Forwarded from Anthony (Bush victory)

Michael Hoover hoov at SPAMfreenet.tlh.fl.us
Thu Dec 21 05:48:38 MST 2000


> For what it's worth, here's my analysis of why the Sandinista revolution
> imploded:
> In a very real sense, the gains of the Nicaraguan revolution were partially
> responsible for their undoing. The Agrarian Reform, in particular, caused
> traditional class relations in the countryside to fracture. Agricultural
> workers and poor campesinos no longer had to sell their labor at the
> cheapest price to the wealthy landowner. This, in turn, led to lower
> production of agricultural commodities.
> The accusation that the Nicaragua revolutionaries betrayed the possibility
> to move toward socialism is absurd. We can certainly say that the
> Sandinistas abandoned a revolutionary perspective, but the pressures on
> them to do so were extremely powerful. They did not forsake revolution
> because of common class interests with the Nicaraguan bourgeoisie, but
> because world capitalism and a rightward moving Soviet bureaucracy beat it
> into submission.
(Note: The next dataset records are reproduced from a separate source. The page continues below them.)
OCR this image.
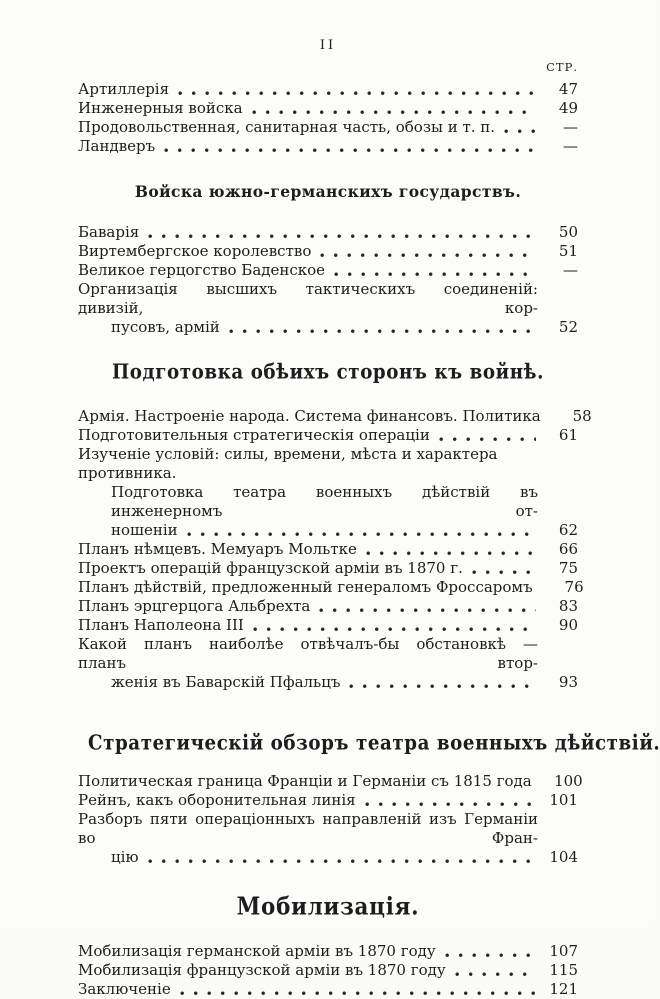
II
СТР.
Артиллерія	47
Инженерныя войска	49
Продовольственная, санитарная часть, обозы и т. п.	—
Ландверъ	—
Войска южно-германскихъ государствъ.
Баварія	50
Виртембергское королевство	51
Великое герцогство Баденское	—
Организація высшихъ тактическихъ соединеній: дивизій, кор-
пусовъ, армій	52
Подготовка обѣихъ сторонъ къ войнѣ.
Армія. Настроеніе народа. Система финансовъ. Политика	58
Подготовительныя стратегическія операціи	61
Изученіе условій: силы, времени, мѣста и характера противника.
Подготовка театра военныхъ дѣйствій въ инженерномъ от-
ношеніи	62
Планъ нѣмцевъ. Мемуаръ Мольтке	66
Проектъ операцій французской арміи въ 1870 г.	75
Планъ дѣйствій, предложенный генераломъ Фроссаромъ	76
Планъ эрцгерцога Альбрехта	83
Планъ Наполеона III	90
Какой планъ наиболѣе отвѣчалъ-бы обстановкѣ — планъ втор-
женія въ Баварскій Пфальцъ	93
Стратегическій обзоръ театра военныхъ дѣйствій.
Политическая граница Франціи и Германіи съ 1815 года	100
Рейнъ, какъ оборонительная линія	101
Разборъ пяти операціонныхъ направленій изъ Германіи во Фран-
цію	104
Мобилизація.
Мобилизація германской арміи въ 1870 году	107
Мобилизація французской арміи въ 1870 году	115
Заключеніе	121
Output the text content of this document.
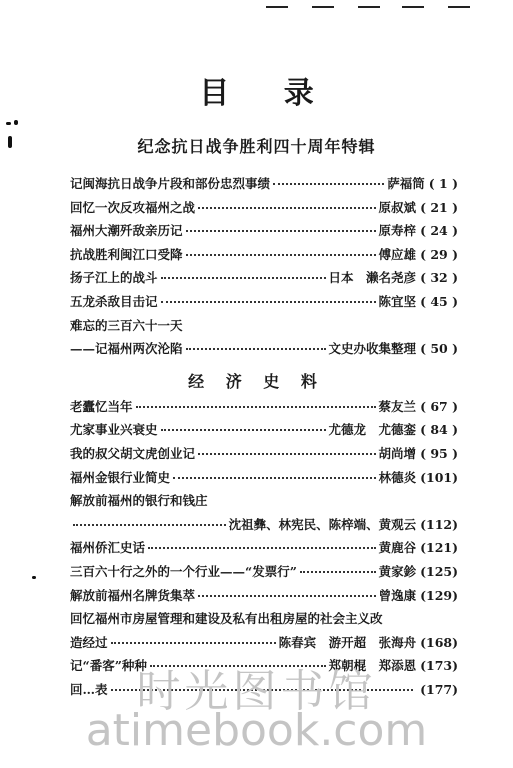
目 录
纪念抗日战争胜利四十周年特辑
经 济 史 料
记闽海抗日战争片段和部份忠烈事绩	萨福筒 ( 1 )
回忆一次反攻福州之战	原叔斌 ( 21 )
福州大潮歼敌亲历记	原寿梓 ( 24 )
抗战胜利闽江口受降	傅应雄 ( 29 )
扬子江上的战斗	日本　濑名尧彦 ( 32 )
五龙杀敌目击记	陈宜坚 ( 45 )
难忘的三百六十一天
——记福州两次沦陷	文史办收集整理 ( 50 )
老蠹忆当年	蔡友兰 ( 67 )
尤家事业兴衰史	尤德龙　尤德銮 ( 84 )
我的叔父胡文虎创业记	胡尚增 ( 95 )
福州金银行业简史	林德炎 (101)
解放前福州的银行和钱庄
沈祖彝、林宪民、陈梓端、黄观云 (112)
福州侨汇史话	黄鹿谷 (121)
三百六十行之外的一个行业——“发票行”	黄家鉁 (125)
解放前福州名牌货集萃	曾逸康 (129)
回忆福州市房屋管理和建设及私有出租房屋的社会主义改
造经过	陈春宾　游开超　张海舟 (168)
记“番客”种种	郑朝棍　郑添恩 (173)
回…表	(177)
时光图书馆
atimebook.com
The Nicaraguan revolution failed for the same reason that
> strikes sometimes fail: The boss is much stronger.
> Louis Proyect

I've never held "betrayal" view but, perhaps, as you indicated in
previous post, that comment isn't directed towards me...
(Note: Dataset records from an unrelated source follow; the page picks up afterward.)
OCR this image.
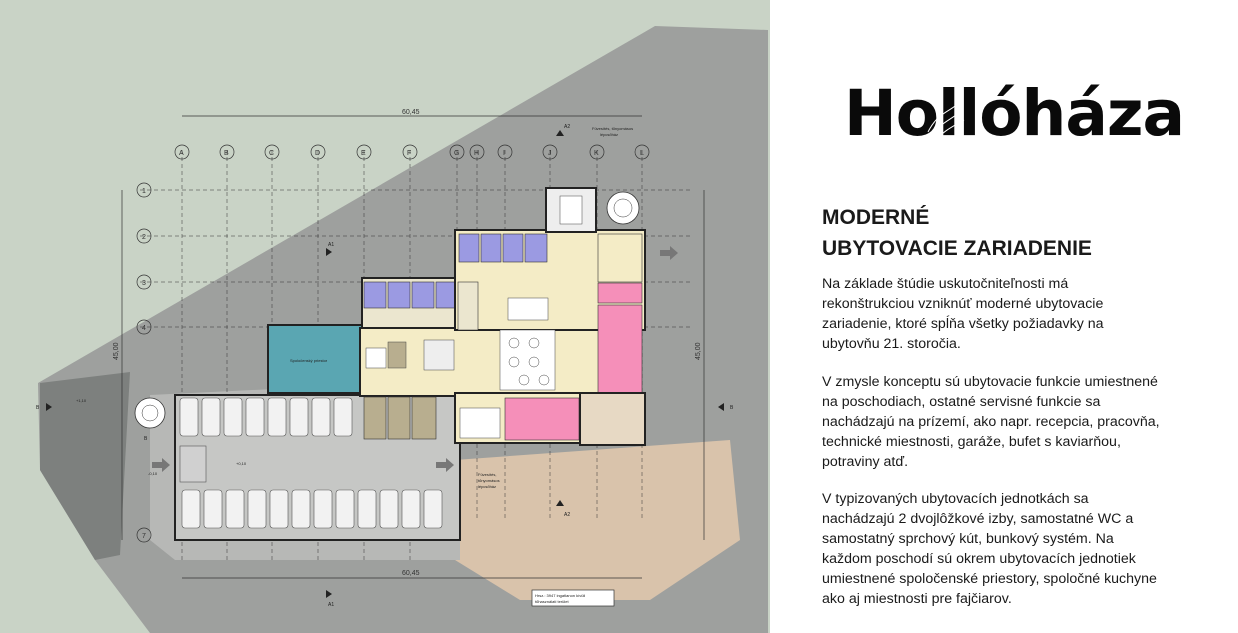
60,45
60,45
45,00
45,00
A	B	C	D	E	F	G H	I	J	K	L
1
2
3
4
7
Spoločenský priestor
A1
A1
A2
A2
B	B
B
Füvesítés, tűnyomásos
lépcsőház
Füvesítés,
tűnyomásos
lépcsőház
Hrsz.: 3947 ingatlanon kívüli
tűhasználati terület
+1,10
+0,10
-0,10
Hollóháza
MODERNÉ
UBYTOVACIE ZARIADENIE
Na základe štúdie uskutočniteľnosti má rekonštrukciou vzniknúť moderné ubytovacie zariadenie, ktoré spĺňa všetky požiadavky na ubytovňu 21. storočia.
V zmysle konceptu sú ubytovacie funkcie umiestnené na poschodiach, ostatné servisné funkcie sa nachádzajú na prízemí, ako napr. recepcia, pracovňa, technické miestnosti, garáže, bufet s kaviarňou, potraviny atď.
V typizovaných ubytovacích jednotkách sa nachádzajú 2 dvojlôžkové izby, samostatné WC a samostatný sprchový kút, bunkový systém. Na každom poschodí sú okrem ubytovacích jednotiek umiestnené spoločenské priestory, spoločné kuchyne ako aj miestnosti pre fajčiarov.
Direct FSLN organizing campaigns - before July '79 and afterwards -
always produced mixed results.  Sandinista success came in giving
form & direction to political, economic, social developments.  FSLN
activits, for example, were instrumental in facilitating class-
orientation among popular movements.  Most dynamic mass organizations
were those maintaining autonomous existence, even as Sandinistas
were exerting influence upon them.

Prior to victory and overthrow of Somoza, FSLN was able to carry the
revolution to almost all possible social groups.  If vanguard mean
articulating & uniting struggle of broad-based front, then Sandinistas
performed that function.  And, if it means heightened importance in
post-revolutionary period, FSLN fits the bill (consider authentic
love that existed for them at one time).

Sandinistas took over country in ruins.  They initiated political
project directed at improving impoverished majority's lot while
allowing for continued privileged class participation.  Emphasizing
"national" character (in sense outlined by Carlos Vilas) of the
revolution, mixed-economy strategy intended to reduce class conflict
was undertaken.

Broad, popular support for FSLN initially came from distribution of
of confiscated Somoza property, implementation of health, housing,
literacy programs, and recognition of importance of mass organizations.
In keeping with adopted approach (a kind of "third way," if you will),
however, incentives were made available to capitalists and large-land
owners because they controlled big share of what Sandinistas want
produced.  As such, FSLN pursued developmental policies tied to
agricultural export, manufacturing, construction.  Government attempted
to influence these sectors through state control of credit.  Direct
state investment was channeled toward projects with long gestation
periods - textile combine, sugar refinery, deep-water port, irrigation
projects.

Emphasis on "modern" economy left Sandinistas vulnerable to
criticism when large, private producers proved uncooperative & state
enterprises were best by ineffective management.  Solid base of
campesino support was weakened some by initial land-reform establishing
cooperative & state farms rather than individual plots (however much
North American socialists wish it had been otherwise).  In industrial
sectors, FSLN position resembled bureaucratic-productivism that, at
times, made it antagonistic to labor, particularly in state-run
facilities.

Sandinista bureaucratic style of management was impersonal and
hindered worker participation (it also generated power &
privilege for some).  FSLN did not have plan to develop &
expand participation, and if it had, war would have blocked it.
As it were, ever growing number of policy decisions were made
without popular input.  Disagreements - of which mixed economy
was prominent - could not be adequately addressed in context of
decade's circumstances.  FSLN was front organization that became
party, sort of.  It never held congress nor elected delegates
during 1980s.  What it did do was hold state power during period
of economic & military warfare, time not conducive to democracy.